Rencananya DBL 2019 akan dimulai 26 Juli nanti di Padang (seri Sumatera Barat), Samarinda (Kalimantan Timur), dan Banjarmasin (Kalimantan Selatan).

Memasuki musim ke-16, DBL Indonesia selaku penyelenggara meluncurkan DBL Play, aplikasi yang akan menjadi panggung bagi seluruh anak muda Indonesia untuk unjuk gigi.

Di aplikasi DBL Play, nantinya ratusan pertandingan pilihan yang akan ditayangkan via livestream, ada juga ribuan berita dan feature dari setiap tim, sekolah, serta setiap pertandingan, juga konten-konten feature basket dan hiburan.

Kompetisi basket antar sekolah DBL telah melahirkan banyak pebasket nasional. Pemain-pemain alumni liga-liga DBL Indonesia kembali mendominasi seleksi tim nasional (timnas) putra proyeksi SEA Games 2019 Filipina dan FIBA Asia Cup 2021 Qualifiers.

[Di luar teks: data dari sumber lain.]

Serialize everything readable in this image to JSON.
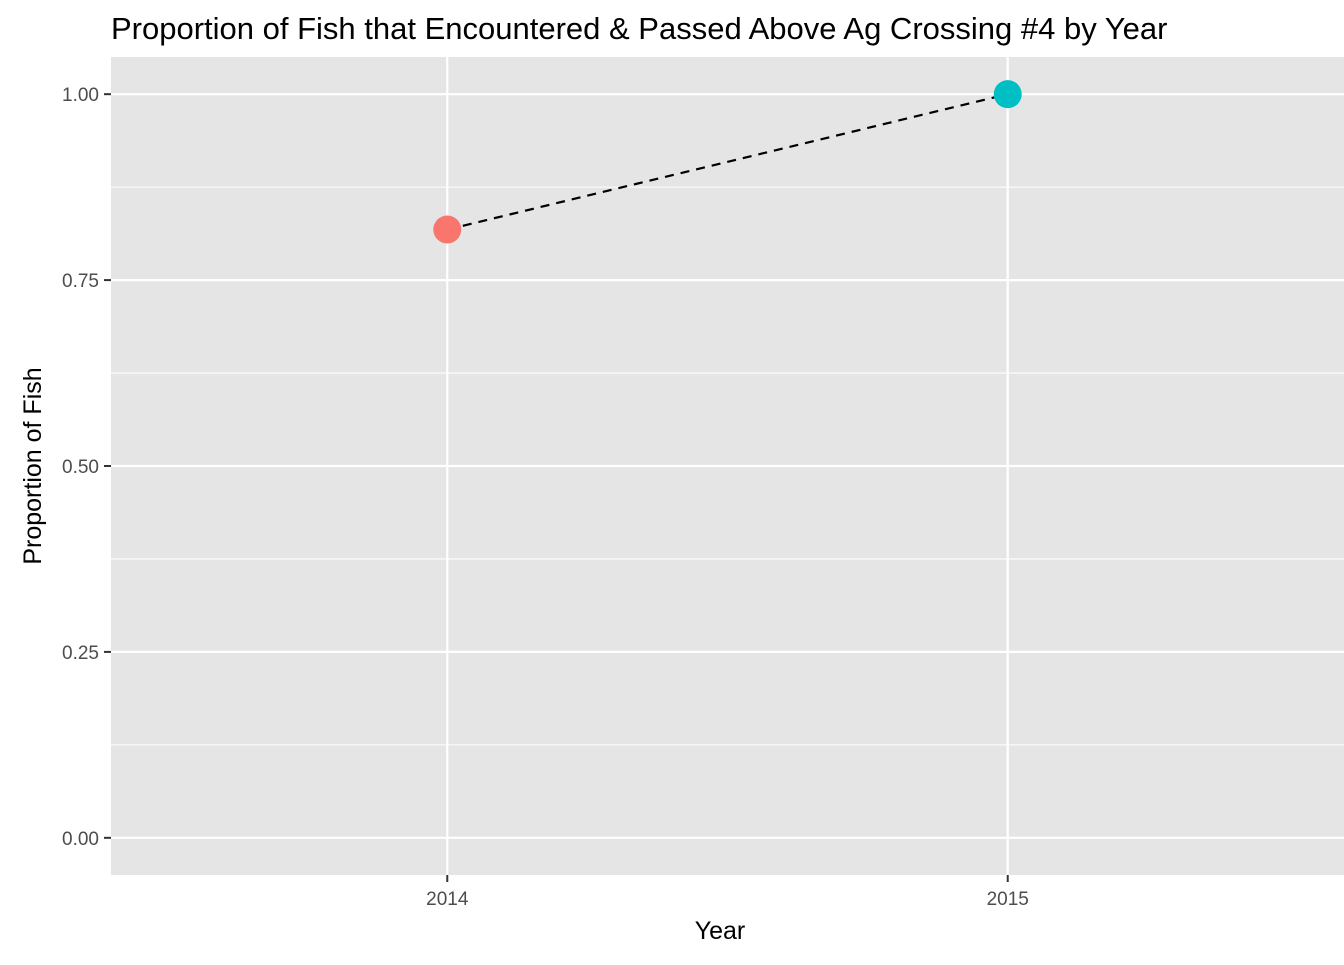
{
  "chart_data": {
    "type": "scatter",
    "title": "Proportion of Fish that Encountered & Passed Above Ag Crossing #4 by Year",
    "xlabel": "Year",
    "ylabel": "Proportion of Fish",
    "x": [
      2014,
      2015
    ],
    "x_tick_labels": [
      "2014",
      "2015"
    ],
    "xlim": [
      2013.4,
      2015.6
    ],
    "y_ticks": [
      0,
      0.25,
      0.5,
      0.75,
      1.0
    ],
    "y_tick_labels": [
      "0.00",
      "0.25",
      "0.50",
      "0.75",
      "1.00"
    ],
    "ylim": [
      -0.05,
      1.05
    ],
    "series": [
      {
        "x": 2014,
        "y": 0.818,
        "color": "#f8766d"
      },
      {
        "x": 2015,
        "y": 1.0,
        "color": "#00bfc4"
      }
    ],
    "connector_line": {
      "style": "dashed",
      "color": "#000000"
    },
    "grid": true,
    "panel_background": "#e5e5e5",
    "grid_color": "#ffffff",
    "legend": "none"
  }
}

Dari 54 pemain yang dipanggil, sebanyak 28 orang tercatat alumni. Begitu juga di Timnas putri yang saat ini tahapan seleksi telah mengerucut ke 15 pemain. Dari jumlah itu, 9 pemain adalah alumni liga di DBL Indonesia.

"Saya sendiri dari kota kecil. Kita tahu kota kecil kurang dilihat. Namun berkat DBL saya membuktikan bisa berkiprah hingga level internasional," ujar salah satu alumnus Honda DBL All-Star 2012 dan 2013 yang merupakan jebolan SMA Santo Petrus, Pontianak, Rivaldo Tandra Pagestio, yang mengakui DBL sangat berpengaruh besar untuk karier basketnya karena sempat menempati ranking satu di Indonesia FIBA 3X3.

Direktur DBL Indonesia, Masany Audri mengaku pihaknya juga memperluas partisipasi dengan melakukan roadshow ke lebih dari 750 sekolah. Ia menyakini bahwa anak muda sebagai pemimpin masa depan harus terus menjaga kesehatan. Lewat basket, DBL Indonesia ingin mengajak mereka bergerak dan olahraga dengan cara yang fun.

“Tahun ini, kami berupaya bisa menjangkau lebih dari satu juta anak muda, lewat program roadshow berkonsep student athlete ini saja,” tutup dia.